The contemporary world, however, is very different from Jefferson’s. We are now an urban nation, not a rural one, so that many overlapping localities are crowded into a given region. The mass media have radically altered our awareness of the world. In Jefferson’s day it would have taken days, if not weeks, for news of an attack on Manhattan to reach the Appalachian hinterlands. By contrast, in our world, when the World Trade Center was bombed people watched that event across the country in real time. In Jefferson’s time the stray exposure of a breast in a pubic square wouldn’t have been noticed more than 20 yards away. But when Janet Jackson’s breast got loose at the Super Bowl it aroused indignation across the nation and that indignation sent email to the FCC.

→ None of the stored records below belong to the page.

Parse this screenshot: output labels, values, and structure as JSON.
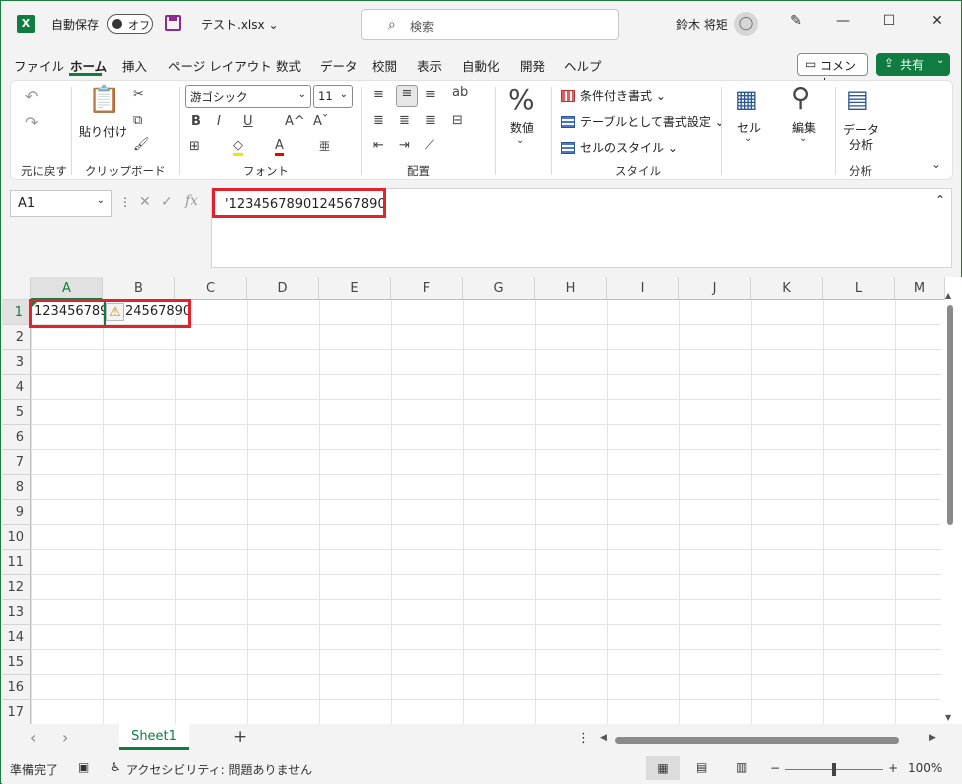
{
  "app": {
    "logo": "X",
    "autosave_label": "自動保存",
    "autosave_state": "オフ",
    "filename": "テスト.xlsx",
    "filename_chevron": "⌄",
    "search_placeholder": "検索",
    "user_name": "鈴木 将矩",
    "minimize": "—",
    "maximize": "☐",
    "close": "✕"
  },
  "menu": {
    "tabs": [
      "ファイル",
      "ホーム",
      "挿入",
      "ページ レイアウト",
      "数式",
      "データ",
      "校閲",
      "表示",
      "自動化",
      "開発",
      "ヘルプ"
    ],
    "active_tab": "ホーム",
    "comment_button": "コメント",
    "share_button": "共有"
  },
  "ribbon": {
    "groups": {
      "undo": "元に戻す",
      "clipboard": "クリップボード",
      "font": "フォント",
      "alignment": "配置",
      "styles": "スタイル",
      "analysis": "分析"
    },
    "paste_label": "貼り付け",
    "font_name": "游ゴシック",
    "font_size": "11",
    "bold": "B",
    "italic": "I",
    "underline": "U",
    "grow_font": "A^",
    "shrink_font": "Aˇ",
    "number_label": "数値",
    "number_symbol": "%",
    "conditional_format": "条件付き書式",
    "format_as_table": "テーブルとして書式設定",
    "cell_styles": "セルのスタイル",
    "cells_label": "セル",
    "edit_label": "編集",
    "data_analysis_label1": "データ",
    "data_analysis_label2": "分析"
  },
  "formula_bar": {
    "name_box": "A1",
    "fx": "fx",
    "cancel": "✕",
    "enter": "✓",
    "formula": "'1234567890124567890"
  },
  "grid": {
    "columns": [
      "A",
      "B",
      "C",
      "D",
      "E",
      "F",
      "G",
      "H",
      "I",
      "J",
      "K",
      "L",
      "M"
    ],
    "rows": [
      "1",
      "2",
      "3",
      "4",
      "5",
      "6",
      "7",
      "8",
      "9",
      "10",
      "11",
      "12",
      "13",
      "14",
      "15",
      "16",
      "17"
    ],
    "cell_a1_visible": "123456789",
    "cell_overflow_visible": "24567890",
    "warning_symbol": "⚠"
  },
  "sheets": {
    "tabs": [
      "Sheet1"
    ],
    "add": "+",
    "prev": "‹",
    "next": "›",
    "more": "⋮"
  },
  "status": {
    "ready": "準備完了",
    "accessibility": "アクセシビリティ: 問題ありません",
    "zoom": "100%",
    "zoom_minus": "−",
    "zoom_plus": "+"
  },
  "colors": {
    "accent": "#107c41",
    "highlight": "#e3232c"
  }
}
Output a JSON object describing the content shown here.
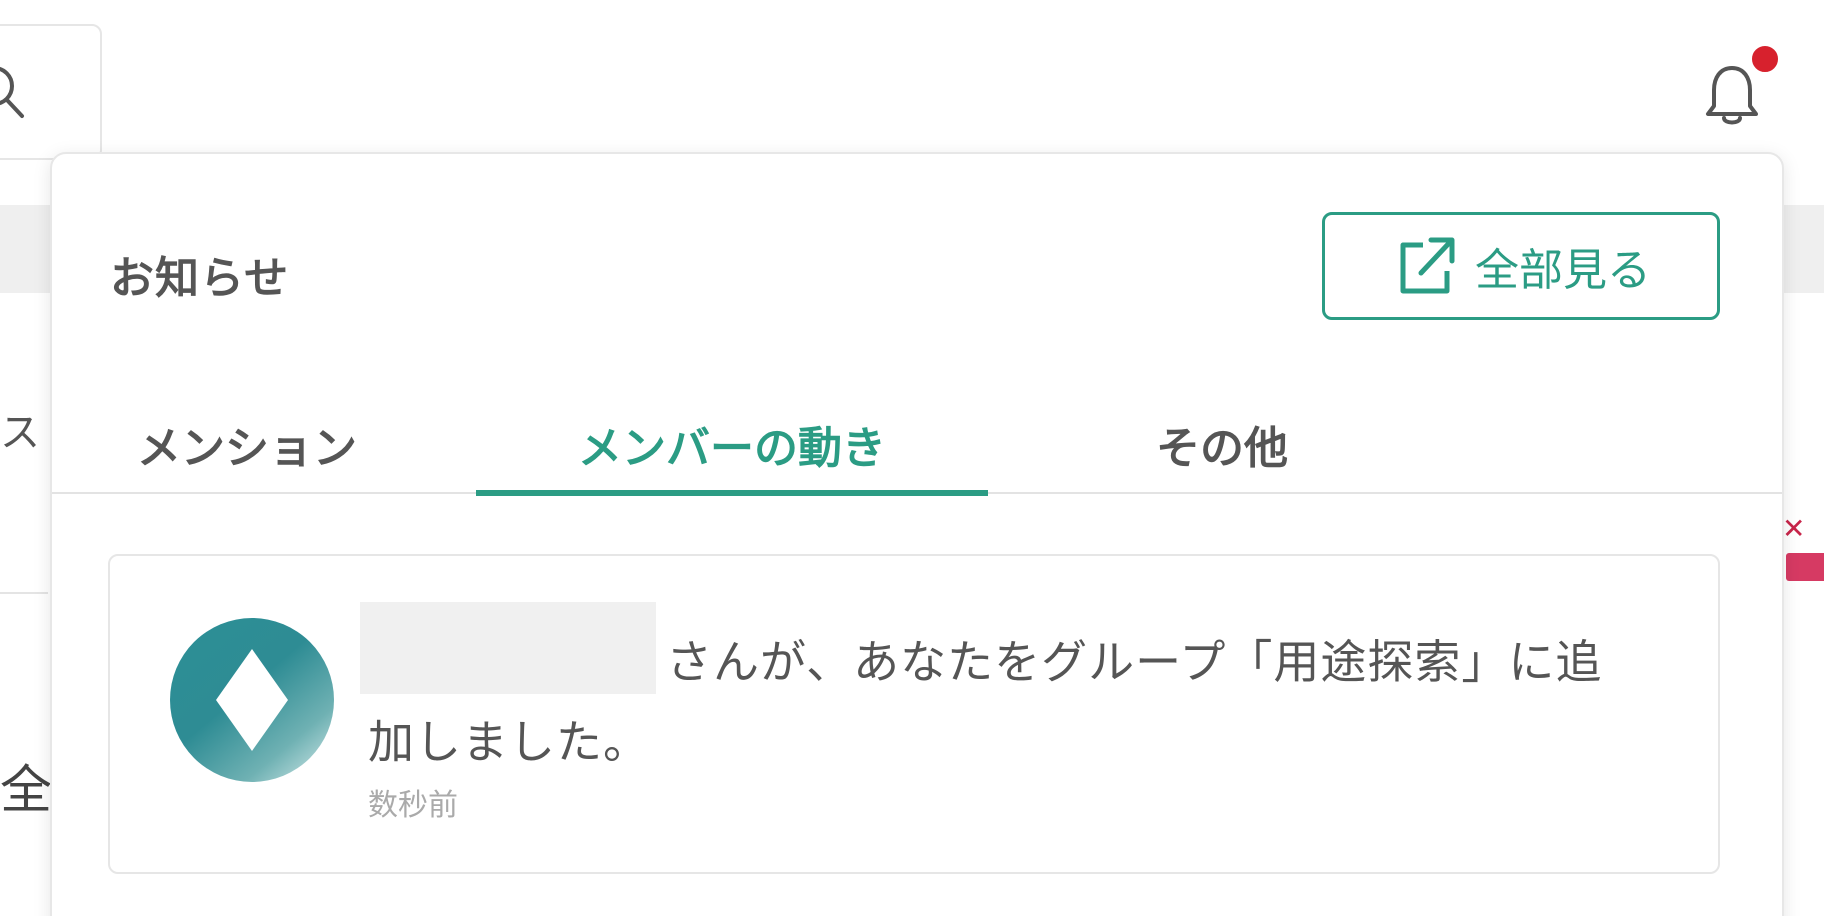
{
  "background": {
    "left_text_1": "ス",
    "left_text_2": "全"
  },
  "header": {
    "bell_icon": "bell-icon",
    "has_unread": true,
    "unread_dot_color": "#d7212d"
  },
  "notifications_panel": {
    "title": "お知らせ",
    "view_all": {
      "label": "全部見る",
      "icon": "external-link-icon"
    },
    "tabs": [
      {
        "label": "メンション",
        "active": false
      },
      {
        "label": "メンバーの動き",
        "active": true
      },
      {
        "label": "その他",
        "active": false
      }
    ],
    "items": [
      {
        "avatar_icon": "diamond-icon",
        "name_redacted": true,
        "message_line1": "さんが、あなたをグループ「用途探索」に追",
        "message_line2": "加しました。",
        "time": "数秒前"
      }
    ]
  },
  "colors": {
    "accent": "#2b9c84",
    "text": "#555555",
    "muted": "#aaaaaa",
    "border": "#e6e6e6"
  }
}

In Jefferson’s time it was easy for Christian fundamentalists to live in a world dominated by fellow travelers on the pilgrim’s way. They were your neighbors and co-congregants. You may have known that there were others with different beliefs, but they did not come into your home day after day through the media, nor did you have to mingle with them on a daily basis. In particular, your children did not have to go to school with their children – if your children and theirs went to school at all. In Jefferson’s day it was easy for many people to live a local life. That is far more difficult now.

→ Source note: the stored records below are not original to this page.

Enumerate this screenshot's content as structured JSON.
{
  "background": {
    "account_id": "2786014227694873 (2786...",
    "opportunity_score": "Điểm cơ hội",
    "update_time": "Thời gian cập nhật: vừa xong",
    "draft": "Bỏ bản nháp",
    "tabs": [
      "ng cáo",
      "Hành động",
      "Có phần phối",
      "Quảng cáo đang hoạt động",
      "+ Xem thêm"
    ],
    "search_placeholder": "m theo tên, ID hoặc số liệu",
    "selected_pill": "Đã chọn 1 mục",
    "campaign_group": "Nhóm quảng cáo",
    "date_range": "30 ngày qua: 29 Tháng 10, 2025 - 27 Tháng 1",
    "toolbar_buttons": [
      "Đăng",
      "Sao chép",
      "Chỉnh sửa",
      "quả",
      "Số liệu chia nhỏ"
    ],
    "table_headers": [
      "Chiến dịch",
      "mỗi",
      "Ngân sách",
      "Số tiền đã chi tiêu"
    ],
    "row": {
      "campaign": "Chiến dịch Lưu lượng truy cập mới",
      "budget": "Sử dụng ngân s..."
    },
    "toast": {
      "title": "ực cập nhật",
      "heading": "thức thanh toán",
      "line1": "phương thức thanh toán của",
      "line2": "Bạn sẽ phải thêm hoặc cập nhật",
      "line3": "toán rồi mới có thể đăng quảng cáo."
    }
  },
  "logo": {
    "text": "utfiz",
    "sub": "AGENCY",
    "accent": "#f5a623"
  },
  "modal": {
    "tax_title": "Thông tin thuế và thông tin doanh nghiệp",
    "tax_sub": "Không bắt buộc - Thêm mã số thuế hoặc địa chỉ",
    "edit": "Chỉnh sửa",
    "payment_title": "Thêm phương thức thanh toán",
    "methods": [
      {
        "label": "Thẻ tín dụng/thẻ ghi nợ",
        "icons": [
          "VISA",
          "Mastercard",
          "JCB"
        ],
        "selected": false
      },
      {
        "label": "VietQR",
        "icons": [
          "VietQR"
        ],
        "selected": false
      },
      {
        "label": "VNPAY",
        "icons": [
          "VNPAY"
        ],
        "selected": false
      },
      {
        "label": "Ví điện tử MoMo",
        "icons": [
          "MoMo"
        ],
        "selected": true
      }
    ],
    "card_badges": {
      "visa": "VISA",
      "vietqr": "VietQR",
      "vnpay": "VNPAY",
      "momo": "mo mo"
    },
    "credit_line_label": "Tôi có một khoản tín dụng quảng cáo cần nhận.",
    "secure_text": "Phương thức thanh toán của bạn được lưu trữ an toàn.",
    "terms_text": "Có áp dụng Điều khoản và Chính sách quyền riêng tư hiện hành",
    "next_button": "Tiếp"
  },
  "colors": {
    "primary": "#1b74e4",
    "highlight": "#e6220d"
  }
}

And so when fundamentalist Christians try to achieve even a local world that reflects their beliefs they engage with a political system that works at the national level. If you want your children to go to a school where there is daily prayer and where creationism is taught alongside Darwinism, then you must think and work beyond the local school board, though you must work there as well. And so we find ourselves in a political climate where government at all levels is being pressured to endorse specific religious views.
The resulting threat is not simply to religious freedom, but to democracy itself. What is particularly distressing is that this threat seems to have been latent in the institutional structure of American society. As long as localities could maintain a significant measure of cultural separation from the larger world, so that local life could be just that, members of fundamentalist Christian congregations could support and lend legitimacy to the Federal government. Now that the national has thoroughly colonized the local it becomes difficult for them to separate rendering unto Rome from rendering unto Christ.
To Regain Localism
Can we restore this separation? Yes we can. We can do so by strengthening local institutions or all kinds, and certainly religious institutions.
Indeed, we must do so for a whole host of reasons, economic as well as political and cultural. A revived and resilient localism will enliven religious life. Exuberant worship locally can take the urgency out of trying to control the center, or the nation’s legislation, or gaining the Presidency.